The blame here, in the eyes of most Times reporters to whom The Observer spoke, belongs to Andrew Rosenthal, who as editorial page editor leads both the paper’s opinion pages and opinion postings online, as well as overseeing the editorial board and the letters, columnists and op-ed departments. Mr. Rosenthal is accused of both tyranny and pettiness, by the majority of the Times staffers interviewed for this story. And the growing dissatisfaction with Mr. Rosenthal stems from a commitment to excellence that has lifted the rest of the Times, which is viewed by every staffer The Observer spoke to as rapidly and dramatically improving.

“He runs the show and is lazy as all get-out,” says a current Times writer, and one can almost hear the Times-ness in his controlled anger (who but a Timesman uses the phrase “as all get-out” these days?). Laziness and bossiness are unattractive qualities in any superior, but they seem particularly galling at a time when the Times continues to pare valued staffers via unending buyouts.

The Times declined to provide exact staffing numbers, but that too is a source of resentment. Said one staffer, “Andy’s got 14 or 15 people plus a whole bevy of assistants working on these three unsigned editorials every day. They’re completely reflexively liberal, utterly predictable, usually poorly written and totally ineffectual. I mean, just try and remember the last time that anybody was talking about one of those editorials. You know, I can think of one time recently, which is with the [Edward] Snowden stuff, but mostly nobody pays attention, and millions of dollars is being spent on that stuff.”

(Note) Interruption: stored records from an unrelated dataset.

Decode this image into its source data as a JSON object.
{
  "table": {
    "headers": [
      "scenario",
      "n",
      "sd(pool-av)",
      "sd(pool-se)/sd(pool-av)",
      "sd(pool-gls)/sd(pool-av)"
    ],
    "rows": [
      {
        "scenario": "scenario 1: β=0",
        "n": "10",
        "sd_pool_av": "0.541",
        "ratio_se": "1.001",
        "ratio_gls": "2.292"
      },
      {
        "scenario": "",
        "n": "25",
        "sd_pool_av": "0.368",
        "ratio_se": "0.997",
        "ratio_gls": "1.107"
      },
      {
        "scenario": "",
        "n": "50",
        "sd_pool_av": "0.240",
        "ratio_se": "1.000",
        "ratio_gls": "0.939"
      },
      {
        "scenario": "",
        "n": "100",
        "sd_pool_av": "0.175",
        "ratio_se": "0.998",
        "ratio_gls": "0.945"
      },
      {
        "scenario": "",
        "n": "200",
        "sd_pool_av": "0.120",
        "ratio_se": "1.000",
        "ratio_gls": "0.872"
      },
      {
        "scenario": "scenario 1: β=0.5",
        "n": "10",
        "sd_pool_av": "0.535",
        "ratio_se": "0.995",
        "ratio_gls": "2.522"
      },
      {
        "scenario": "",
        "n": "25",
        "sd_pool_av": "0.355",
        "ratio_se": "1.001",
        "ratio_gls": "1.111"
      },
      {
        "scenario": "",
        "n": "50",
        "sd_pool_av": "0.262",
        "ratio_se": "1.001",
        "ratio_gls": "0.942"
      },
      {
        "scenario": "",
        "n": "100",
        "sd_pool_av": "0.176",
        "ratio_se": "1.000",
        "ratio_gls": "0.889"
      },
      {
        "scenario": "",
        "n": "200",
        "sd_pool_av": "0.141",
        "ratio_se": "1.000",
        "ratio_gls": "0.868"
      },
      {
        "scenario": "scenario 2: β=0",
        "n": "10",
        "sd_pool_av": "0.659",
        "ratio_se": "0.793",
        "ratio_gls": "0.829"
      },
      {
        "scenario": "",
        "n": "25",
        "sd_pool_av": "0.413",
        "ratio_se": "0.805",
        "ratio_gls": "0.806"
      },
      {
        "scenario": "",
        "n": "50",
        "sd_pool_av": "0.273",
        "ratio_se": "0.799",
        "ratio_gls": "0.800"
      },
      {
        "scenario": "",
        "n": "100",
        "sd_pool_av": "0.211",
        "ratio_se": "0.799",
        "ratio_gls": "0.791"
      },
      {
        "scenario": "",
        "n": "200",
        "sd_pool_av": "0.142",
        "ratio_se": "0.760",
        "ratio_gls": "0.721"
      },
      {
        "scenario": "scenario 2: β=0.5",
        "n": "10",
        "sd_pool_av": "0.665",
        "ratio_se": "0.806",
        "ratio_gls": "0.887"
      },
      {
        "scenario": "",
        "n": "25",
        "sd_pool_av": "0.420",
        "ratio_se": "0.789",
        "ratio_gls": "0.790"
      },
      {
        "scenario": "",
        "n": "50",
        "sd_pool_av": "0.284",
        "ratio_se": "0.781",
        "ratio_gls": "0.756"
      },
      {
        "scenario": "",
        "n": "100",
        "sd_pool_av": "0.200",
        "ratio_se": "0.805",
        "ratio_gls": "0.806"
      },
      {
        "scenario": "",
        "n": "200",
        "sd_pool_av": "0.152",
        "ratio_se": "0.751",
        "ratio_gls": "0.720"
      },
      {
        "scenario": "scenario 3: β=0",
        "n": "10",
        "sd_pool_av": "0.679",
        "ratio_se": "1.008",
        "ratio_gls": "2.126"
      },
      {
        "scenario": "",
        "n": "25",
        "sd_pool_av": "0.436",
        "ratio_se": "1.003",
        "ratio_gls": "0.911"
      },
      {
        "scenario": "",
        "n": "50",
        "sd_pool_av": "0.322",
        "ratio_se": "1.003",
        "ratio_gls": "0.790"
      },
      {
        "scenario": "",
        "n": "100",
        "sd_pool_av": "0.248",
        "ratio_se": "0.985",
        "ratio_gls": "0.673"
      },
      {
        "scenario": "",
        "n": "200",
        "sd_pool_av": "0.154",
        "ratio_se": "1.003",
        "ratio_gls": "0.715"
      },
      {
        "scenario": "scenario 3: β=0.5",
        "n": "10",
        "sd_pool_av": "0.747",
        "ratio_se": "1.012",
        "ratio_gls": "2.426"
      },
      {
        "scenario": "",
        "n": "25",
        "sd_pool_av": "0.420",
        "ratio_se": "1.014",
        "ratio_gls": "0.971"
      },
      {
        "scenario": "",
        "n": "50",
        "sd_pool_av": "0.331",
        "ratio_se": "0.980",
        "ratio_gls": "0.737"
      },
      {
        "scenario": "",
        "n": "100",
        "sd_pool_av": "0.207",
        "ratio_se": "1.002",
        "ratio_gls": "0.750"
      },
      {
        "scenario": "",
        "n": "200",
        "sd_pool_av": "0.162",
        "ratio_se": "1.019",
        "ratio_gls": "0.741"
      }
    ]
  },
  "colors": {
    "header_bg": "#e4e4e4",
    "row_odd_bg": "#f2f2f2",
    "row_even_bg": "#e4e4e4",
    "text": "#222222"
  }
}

Asked by The Observer for hard evidence supporting a loss of influence of the vaunted editorial page, the same Times staffer fired back, “You know, the editorials are never on the most emailed list; they’re never on the most read list. People just are not paying attention, and they don’t care. It’s a waste of money.” …

 

 

James Pethokoukis has a preliminary look at the January Jobs Report.

I will write up the January jobs report — lousy (establishment survey), pretty good (household survey) —  later, but I wanted to toss something out there. The recent CBO report on the labor market effects of Obamacare has raised the general issue of whether the US is moving away from work.

Here is a stat, reflected in the above chart, to think about: Before the Great Recession, there were 122 million full-time jobs in America. Now 4 1/2 years after its end, there are still just 118 million full-time jobs in America despite a labor force that is 1.6 million larger and a nonjailed, nonmilitary adult working-age population that is 14 million larger.